Je jugeai intérieurement Jessica de vouloir revenir avec Christopher quand une couverture me tomba dessus, me recouvrant avec plus ou moins d'exactitude. Je relevai les yeux et aperçu Daniel qui se frottait les yeux.
«Je t'ai réveillé? Désolé, je ne pensais pas que le son était aussi fort.»
Mais Daniel hocha négativement la tête. Il vint s'asseoir à côté de moi sur le pouf que j'avais installé et se glissa sous la couette avec moi, les yeux rivés sur le film.
«Tu n'arrivais pas à dormir?»
Daniel ne répondit pas à ma question, sans grande surprise, et ne fit pas le moindre signe m'indiquant qu'il m'écoutait. Peut-être qu'il m'ignorait pour ne pas répondre à ma question. Ce n'était pas grave, je connaissais déjà la réponse. Je me repliai contre lui et posai ma tête contre la sienne.

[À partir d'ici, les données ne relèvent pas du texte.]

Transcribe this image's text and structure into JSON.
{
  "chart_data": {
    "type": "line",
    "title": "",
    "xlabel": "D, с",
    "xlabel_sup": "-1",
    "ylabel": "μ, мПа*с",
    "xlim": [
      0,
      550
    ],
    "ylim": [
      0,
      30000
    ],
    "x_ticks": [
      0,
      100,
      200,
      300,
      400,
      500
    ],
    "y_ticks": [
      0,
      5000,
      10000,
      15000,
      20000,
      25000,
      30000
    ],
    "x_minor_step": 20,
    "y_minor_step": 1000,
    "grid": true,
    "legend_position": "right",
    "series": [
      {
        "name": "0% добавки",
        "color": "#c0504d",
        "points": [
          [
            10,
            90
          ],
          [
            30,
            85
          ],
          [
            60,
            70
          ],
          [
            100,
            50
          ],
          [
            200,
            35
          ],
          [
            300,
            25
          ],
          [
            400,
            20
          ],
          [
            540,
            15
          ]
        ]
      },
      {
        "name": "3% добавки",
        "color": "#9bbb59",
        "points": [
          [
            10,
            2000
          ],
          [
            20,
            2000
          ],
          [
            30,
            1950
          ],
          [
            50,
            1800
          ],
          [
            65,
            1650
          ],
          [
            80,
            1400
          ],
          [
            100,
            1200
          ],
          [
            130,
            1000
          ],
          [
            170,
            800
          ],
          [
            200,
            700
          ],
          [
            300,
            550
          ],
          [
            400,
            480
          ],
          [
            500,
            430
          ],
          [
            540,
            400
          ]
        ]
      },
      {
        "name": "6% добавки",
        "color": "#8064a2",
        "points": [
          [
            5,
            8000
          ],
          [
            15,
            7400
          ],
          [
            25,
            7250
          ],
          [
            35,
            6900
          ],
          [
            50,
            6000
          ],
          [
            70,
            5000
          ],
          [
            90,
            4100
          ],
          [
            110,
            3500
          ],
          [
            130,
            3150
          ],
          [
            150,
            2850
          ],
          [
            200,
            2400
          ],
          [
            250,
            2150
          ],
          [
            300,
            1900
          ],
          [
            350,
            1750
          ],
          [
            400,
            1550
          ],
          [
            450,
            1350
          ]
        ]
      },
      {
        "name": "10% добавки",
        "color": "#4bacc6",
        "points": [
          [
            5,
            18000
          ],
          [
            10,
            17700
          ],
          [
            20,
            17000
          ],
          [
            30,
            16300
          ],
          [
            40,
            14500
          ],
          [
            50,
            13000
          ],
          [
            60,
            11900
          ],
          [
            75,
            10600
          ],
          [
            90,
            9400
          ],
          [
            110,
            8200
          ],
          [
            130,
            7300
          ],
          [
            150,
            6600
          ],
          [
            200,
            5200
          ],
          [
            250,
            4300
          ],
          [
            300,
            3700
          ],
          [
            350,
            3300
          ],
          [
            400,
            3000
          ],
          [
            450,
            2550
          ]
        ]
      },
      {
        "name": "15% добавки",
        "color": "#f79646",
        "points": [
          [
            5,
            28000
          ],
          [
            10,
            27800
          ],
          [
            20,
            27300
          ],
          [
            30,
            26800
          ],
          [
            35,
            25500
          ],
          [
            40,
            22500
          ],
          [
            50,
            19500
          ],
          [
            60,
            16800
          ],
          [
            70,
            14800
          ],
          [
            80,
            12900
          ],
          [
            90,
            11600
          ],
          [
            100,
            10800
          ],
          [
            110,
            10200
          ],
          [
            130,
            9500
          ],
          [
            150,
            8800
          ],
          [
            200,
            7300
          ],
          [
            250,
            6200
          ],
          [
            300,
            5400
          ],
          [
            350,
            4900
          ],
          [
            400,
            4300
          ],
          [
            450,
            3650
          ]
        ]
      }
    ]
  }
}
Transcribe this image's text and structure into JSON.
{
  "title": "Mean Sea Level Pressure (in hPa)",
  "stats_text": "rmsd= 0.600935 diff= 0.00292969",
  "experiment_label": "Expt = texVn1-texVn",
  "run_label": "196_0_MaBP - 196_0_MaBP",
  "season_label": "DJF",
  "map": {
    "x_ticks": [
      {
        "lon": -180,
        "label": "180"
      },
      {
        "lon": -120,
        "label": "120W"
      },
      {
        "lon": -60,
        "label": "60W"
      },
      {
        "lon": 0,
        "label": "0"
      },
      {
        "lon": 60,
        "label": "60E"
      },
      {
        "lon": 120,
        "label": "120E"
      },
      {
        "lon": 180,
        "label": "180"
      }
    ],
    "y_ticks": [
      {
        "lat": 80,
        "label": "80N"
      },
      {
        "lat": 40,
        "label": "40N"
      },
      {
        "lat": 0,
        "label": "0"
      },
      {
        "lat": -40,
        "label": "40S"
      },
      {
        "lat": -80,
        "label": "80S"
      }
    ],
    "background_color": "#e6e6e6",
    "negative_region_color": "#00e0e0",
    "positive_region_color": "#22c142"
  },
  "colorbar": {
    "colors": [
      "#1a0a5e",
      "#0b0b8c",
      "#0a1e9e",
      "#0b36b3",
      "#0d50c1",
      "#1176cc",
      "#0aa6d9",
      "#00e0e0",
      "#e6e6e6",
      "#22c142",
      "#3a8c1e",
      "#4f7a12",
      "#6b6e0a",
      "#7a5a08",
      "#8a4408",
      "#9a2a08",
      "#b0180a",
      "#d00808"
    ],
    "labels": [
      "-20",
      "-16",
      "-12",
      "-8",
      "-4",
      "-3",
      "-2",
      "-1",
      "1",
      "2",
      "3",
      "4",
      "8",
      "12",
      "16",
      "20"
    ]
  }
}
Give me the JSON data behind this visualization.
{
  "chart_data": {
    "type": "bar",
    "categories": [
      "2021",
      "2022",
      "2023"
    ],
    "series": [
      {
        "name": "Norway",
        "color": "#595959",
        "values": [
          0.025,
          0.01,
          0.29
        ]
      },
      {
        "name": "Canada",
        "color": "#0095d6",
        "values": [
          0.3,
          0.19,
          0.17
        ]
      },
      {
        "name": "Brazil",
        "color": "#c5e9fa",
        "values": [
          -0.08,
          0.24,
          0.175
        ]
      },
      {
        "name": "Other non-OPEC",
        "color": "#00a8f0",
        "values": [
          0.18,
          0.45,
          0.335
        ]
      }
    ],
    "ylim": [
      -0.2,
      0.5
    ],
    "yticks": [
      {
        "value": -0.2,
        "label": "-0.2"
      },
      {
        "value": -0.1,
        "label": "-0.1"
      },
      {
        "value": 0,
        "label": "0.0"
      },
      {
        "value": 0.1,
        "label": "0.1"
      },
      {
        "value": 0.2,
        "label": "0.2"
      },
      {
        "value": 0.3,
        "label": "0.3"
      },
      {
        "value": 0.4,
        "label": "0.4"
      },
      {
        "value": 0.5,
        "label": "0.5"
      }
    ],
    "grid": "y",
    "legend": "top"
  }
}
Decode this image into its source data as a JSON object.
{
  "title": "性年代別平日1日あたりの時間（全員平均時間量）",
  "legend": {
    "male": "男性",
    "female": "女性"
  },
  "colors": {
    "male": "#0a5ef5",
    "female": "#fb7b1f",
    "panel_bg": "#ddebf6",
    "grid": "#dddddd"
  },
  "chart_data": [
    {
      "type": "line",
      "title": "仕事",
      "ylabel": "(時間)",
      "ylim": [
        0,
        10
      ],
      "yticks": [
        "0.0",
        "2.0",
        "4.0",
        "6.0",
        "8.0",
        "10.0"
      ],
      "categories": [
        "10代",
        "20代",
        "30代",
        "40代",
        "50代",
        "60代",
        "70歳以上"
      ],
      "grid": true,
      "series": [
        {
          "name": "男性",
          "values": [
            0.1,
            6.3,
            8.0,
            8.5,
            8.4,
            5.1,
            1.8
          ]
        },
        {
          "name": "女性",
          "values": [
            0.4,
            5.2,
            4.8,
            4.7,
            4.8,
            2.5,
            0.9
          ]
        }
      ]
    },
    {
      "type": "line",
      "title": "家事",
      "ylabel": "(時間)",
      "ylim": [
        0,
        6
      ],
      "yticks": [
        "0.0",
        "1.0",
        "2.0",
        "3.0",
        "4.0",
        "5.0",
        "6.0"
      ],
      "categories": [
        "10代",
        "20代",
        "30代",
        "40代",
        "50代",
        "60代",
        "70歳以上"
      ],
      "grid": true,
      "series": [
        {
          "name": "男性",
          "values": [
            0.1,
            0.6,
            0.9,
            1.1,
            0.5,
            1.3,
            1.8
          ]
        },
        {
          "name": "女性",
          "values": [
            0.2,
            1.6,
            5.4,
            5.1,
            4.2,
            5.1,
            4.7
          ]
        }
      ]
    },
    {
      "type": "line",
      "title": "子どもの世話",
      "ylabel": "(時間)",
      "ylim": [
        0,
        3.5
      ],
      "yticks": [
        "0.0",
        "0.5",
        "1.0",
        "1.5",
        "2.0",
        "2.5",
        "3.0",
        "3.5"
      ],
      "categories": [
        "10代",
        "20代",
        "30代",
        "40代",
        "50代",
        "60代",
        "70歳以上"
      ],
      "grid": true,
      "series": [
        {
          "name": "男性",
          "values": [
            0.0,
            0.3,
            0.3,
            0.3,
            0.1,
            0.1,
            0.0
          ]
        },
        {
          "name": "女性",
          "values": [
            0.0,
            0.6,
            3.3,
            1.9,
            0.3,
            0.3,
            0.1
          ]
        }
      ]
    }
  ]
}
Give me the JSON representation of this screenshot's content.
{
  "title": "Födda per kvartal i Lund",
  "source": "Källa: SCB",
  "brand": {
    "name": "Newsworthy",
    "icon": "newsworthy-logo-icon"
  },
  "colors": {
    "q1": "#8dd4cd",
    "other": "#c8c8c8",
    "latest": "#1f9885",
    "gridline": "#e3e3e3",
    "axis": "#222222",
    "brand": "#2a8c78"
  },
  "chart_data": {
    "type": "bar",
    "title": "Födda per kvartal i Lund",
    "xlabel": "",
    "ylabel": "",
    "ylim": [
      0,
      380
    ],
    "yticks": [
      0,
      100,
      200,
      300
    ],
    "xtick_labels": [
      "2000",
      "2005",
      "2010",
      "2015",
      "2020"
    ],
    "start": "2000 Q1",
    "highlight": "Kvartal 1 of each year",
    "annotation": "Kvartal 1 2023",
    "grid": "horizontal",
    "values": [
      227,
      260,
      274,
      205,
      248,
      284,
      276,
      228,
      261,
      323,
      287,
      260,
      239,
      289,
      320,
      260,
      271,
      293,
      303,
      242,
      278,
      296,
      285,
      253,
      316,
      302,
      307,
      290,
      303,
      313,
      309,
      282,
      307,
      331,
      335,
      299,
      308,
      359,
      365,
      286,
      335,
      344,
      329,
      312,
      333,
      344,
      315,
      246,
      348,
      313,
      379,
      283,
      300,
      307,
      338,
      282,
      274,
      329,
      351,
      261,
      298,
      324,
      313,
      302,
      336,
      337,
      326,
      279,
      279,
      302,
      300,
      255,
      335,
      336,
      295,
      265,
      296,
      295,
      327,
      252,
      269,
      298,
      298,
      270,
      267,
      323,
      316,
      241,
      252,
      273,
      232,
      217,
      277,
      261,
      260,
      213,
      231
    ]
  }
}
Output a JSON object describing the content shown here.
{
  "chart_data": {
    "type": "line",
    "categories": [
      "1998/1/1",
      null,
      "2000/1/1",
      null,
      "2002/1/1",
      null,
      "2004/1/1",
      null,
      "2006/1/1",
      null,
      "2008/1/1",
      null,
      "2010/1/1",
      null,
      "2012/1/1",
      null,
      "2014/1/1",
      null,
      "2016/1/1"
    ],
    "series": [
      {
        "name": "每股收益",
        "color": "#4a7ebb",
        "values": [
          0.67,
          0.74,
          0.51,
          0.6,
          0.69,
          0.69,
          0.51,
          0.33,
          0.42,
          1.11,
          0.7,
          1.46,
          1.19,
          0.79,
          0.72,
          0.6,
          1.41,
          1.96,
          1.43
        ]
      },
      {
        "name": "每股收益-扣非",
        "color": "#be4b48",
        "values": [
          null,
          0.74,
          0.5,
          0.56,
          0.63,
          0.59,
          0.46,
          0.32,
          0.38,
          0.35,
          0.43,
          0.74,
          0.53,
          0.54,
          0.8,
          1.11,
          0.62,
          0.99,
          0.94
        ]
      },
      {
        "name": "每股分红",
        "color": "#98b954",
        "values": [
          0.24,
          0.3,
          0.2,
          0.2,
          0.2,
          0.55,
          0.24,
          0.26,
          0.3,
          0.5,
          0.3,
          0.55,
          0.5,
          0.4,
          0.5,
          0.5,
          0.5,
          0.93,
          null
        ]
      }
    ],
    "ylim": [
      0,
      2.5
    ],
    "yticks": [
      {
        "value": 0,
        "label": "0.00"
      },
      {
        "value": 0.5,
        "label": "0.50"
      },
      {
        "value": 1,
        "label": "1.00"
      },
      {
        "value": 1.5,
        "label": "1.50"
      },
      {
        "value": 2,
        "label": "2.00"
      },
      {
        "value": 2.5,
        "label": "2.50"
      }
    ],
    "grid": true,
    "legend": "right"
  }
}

«Moi non plus je n'y arrivais pas. Je crois que mon matelas est trop mou. C'est pour cela que je suis venu ici. Je me suis dit que je m'endormirais plus facilement devant un film mièvre. Si ça t'aide à dormir, tu n'as qu'à rester avec moi.»
Daniel hocha vaguement la tête et je regardai le film avec lui jusqu'à ce que je m'endorme.
-o-o-o-
Je me réveillai en sursaut, à cause d'un cauchemar. C'était le même que la dernière fois si ce n'était que cette fois, ce n'était pas moi-même que je mangeais mais Daniel. Je restai un moment à me remettre de mon cauchemar, le corps entièrement crispé, transpirant déjà trop et ayant une étrange douleur dans le bras et l'épaule droite.
Quand je me fus remis, je me rendis compte de plusieurs choses. Premièrement, j'étais tombé de mon pouf, mais ce n'était pas surprenant, ce n'était pas fait pour qu'on dorme à deux dessus. Ce qui me fit venir à mon deuxième point: j'étais seul. Si je n'avais pas fait ce cauchemar, peut-être que ça ne m'aurait pas dérangé mais j'avais fait ce cauchemar et je pouvais sentir mon cœur battre de toutes ses forces dans ma poitrine. Je me relevai en titubant et en glissant sur la couverture et me mis à traverser le centre commercial en appelant Daniel. Je me précipitai vers l'animalerie, me disant avec le peu de logique que j'avais qu'il serait là-bas en train de nourrir Magicarpe. Ce n'était pas le cas. Finalement, je le trouvai dans l'allée, alors qu'il courait vers moi, visiblement inquiet. Avant qu'il n'ait eu le temps de faire quoi que ce soit, je pris son visage entre mes mains pour l'observer attentivement.
«Tu vas bien? Tu n'étais pas là quand je me suis réveillé, j'étais inquiet que...»
Que tu aies disparu. Qu'il te soit arrivé quelque chose. Au lieu de dire ça, je le pris dans mes bras et l serrai contre moi, rassuré de le savoir là, avec moi.
«Tu vas bien.»
Il hocha la tête et s'écarta pour me regarder. Il avait l'air inquiet pour moi et semblait, avec ses yeux, me demander ce qu'il se passait. Je me repris, faisant comme si de rien n'était, un sourire maladroit sur les lèvres.
«Désolé, j'ai... mal dormi. Ça va mieux maintenant.»
Et tandis que je me détachais de lui, je me rendis compte que j'étais en train de m'attacher beaucoup trop à mon ami et je savais que ça poserait un jour un réel problème.